Corria um ano qualquer dos anos 90. Eu era gerente de Imprensa lá na avenida Goiás e por razões de trabalho, em algumas sextas-feiras eu entrava entre 11 e meio-dia. Mas havia um colega na companhia, que trabalhava lá nos escritórios localizados no que chamávamos de “porão”, que seguia meus passos nestas sextas de “atraso”, ao invés de ficar fazendo as contas que era pago para fazer. Era “porão” mas tinha janelas com visão para o jardim e entrada do prédio concluído em 1930.
Daí, quando me avistava chegando ao prédio, subia ao térreo para cruzar comigo, propositalmente. Olhava-me nos olhos, mirava o relógio e fazia aquele som de “fuuuuuu” labial, acompanhado de um meneio negativo com a cabeça. Ele queria registrar seu desagrado com o meu “atraso”.
Isso aconteceu várias vezes, até que eu resolvi enfrentá-lo:
— Olha aqui, cara, não sei quem é você e nem quero saber. Mas quero que saiba, na próxima vez que você cruzar comigo com este seu bufar e olhar para o relógio, eu vou dar um soco na sua cara. Você não sabe por que eu chego tarde às sextas-feiras e nem precisa saber. Tá avisado, ok? (Eu nunca tive uma briga física nestas várias dezenas de vida).
E fui para a minha sala, no primeiro andar.
Logo após o almoço, a secretária do vice-presidente me avisou: ele quer falar com você.
Fui para a diretoria pensando no que teria acontecido, numa sexta-feira tão normal?
Quando entrei, adivinhei o motivo da chamada. Lá estava, acompanhado do seu chefe, o “ameaçado”.
— É verdade que você o ameaçou? Perguntou meu vice.
— Sim! E cumprirei a minha ameaça caso ele continue fazendo como faz toda sexta em que chego após o horário normal de entrada no trabalho, ao invés de ficar fazendo as contas que deveria fazer.
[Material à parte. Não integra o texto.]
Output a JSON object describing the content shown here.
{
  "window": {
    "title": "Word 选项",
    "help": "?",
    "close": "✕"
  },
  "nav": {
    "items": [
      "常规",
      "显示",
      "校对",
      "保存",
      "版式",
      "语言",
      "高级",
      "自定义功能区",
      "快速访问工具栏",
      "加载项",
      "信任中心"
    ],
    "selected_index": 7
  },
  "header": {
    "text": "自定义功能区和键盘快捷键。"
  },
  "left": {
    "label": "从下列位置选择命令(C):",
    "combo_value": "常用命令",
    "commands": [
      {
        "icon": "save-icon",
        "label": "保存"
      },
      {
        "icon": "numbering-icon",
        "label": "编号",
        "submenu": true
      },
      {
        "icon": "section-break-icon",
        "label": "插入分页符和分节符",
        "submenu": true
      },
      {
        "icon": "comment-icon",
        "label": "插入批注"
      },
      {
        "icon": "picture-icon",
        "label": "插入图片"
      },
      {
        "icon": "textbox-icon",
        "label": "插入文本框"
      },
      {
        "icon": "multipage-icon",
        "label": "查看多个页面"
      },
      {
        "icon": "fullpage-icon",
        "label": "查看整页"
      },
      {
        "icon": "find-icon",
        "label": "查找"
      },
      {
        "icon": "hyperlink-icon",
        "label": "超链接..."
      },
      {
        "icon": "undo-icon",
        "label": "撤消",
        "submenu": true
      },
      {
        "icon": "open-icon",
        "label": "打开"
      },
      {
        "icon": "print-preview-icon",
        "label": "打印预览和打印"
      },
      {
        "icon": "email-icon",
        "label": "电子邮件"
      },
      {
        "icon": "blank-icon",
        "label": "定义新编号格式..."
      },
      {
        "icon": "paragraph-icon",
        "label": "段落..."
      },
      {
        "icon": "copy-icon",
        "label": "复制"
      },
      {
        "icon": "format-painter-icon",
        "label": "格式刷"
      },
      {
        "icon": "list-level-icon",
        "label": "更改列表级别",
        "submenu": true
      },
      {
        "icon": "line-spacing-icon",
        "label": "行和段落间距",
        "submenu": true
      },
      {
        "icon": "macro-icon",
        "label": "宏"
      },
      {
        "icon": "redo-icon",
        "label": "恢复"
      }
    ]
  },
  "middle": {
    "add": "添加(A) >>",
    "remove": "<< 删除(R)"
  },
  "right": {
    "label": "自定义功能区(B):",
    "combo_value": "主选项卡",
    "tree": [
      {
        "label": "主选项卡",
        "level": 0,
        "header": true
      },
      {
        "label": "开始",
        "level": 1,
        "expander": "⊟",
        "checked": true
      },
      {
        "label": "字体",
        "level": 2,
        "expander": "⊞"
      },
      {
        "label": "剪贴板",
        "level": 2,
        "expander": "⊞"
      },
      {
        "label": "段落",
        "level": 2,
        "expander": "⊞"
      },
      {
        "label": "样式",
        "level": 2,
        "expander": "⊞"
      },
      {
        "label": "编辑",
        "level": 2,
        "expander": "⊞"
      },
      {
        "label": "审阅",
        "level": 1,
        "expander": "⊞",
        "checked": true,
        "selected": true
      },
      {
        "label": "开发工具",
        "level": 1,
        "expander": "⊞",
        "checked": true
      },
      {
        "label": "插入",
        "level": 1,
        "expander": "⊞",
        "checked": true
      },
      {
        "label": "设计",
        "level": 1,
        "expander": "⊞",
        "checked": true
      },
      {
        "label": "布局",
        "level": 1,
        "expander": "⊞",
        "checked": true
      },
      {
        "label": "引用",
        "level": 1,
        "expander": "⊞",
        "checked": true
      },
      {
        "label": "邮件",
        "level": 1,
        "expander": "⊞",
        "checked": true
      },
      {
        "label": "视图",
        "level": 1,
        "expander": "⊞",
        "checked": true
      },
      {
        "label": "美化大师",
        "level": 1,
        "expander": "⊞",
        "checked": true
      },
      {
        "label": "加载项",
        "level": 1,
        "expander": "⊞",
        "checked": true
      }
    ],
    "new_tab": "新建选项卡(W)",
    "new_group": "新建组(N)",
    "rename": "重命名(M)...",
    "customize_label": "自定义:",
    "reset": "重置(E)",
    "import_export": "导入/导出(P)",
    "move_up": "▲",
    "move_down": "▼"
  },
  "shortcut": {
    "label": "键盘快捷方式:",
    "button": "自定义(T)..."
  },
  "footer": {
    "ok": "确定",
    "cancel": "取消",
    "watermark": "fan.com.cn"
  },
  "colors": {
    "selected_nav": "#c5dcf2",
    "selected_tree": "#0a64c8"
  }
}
Isso porque para ele ter tempo de sair da sua mesa e chegar no térreo e cruzar comigo, ele tem que parar de cumprir suas funções, vigiando a hora que eu chegaria, entre 11 e meio-dia.
Além disso, chefe, você sabe e autorizou isso, certo?
— Você fica espiando pela janela, esperando-o chegar? Perguntou, com o rosto vermelho de raiva, o chefe do “ameaçado”, que não sabia onde se enfiar.
E sabem o que eu fazia para chegar atrasado? Conto aqui para vocês, mas não contei para ele. Eu saía da Goiás na quinta-feira, lá pelas 6 da tarde. Ou mais cedo, ou mais tarde. Ia para casa e, depois de comer algo leve, deitava. Lá pela meia-noite, o telefone fixo tocava (não existia celular à época) e eu atendia.
Do outro lado, um importante jornalista do setor dizia: “vamos lá, chicolelis?” E eu ia encontrar com ele no Baiuca, bar de música na Faria Lima, saindo de lá por volta das 3 da matina, depois de ouvir uma boa música e alguns goles (sem exagero). Ia e voltava de táxi. Não tinha como chegar na Goiás às 8 horas, certo?
Ele, o “ameaçado”, não merecia a ameaça?
Obs.: Nos nossos “papos” nunca houve qualquer troca de informações, quer seja de minha parte, quer seja da parte dele. Apenas papo descompromissado entre amigos. Assim agia como profissional de Imprensa, com este e muitos outros jornalistas do setor. Era estabelecer uma relação de confiança entre nós.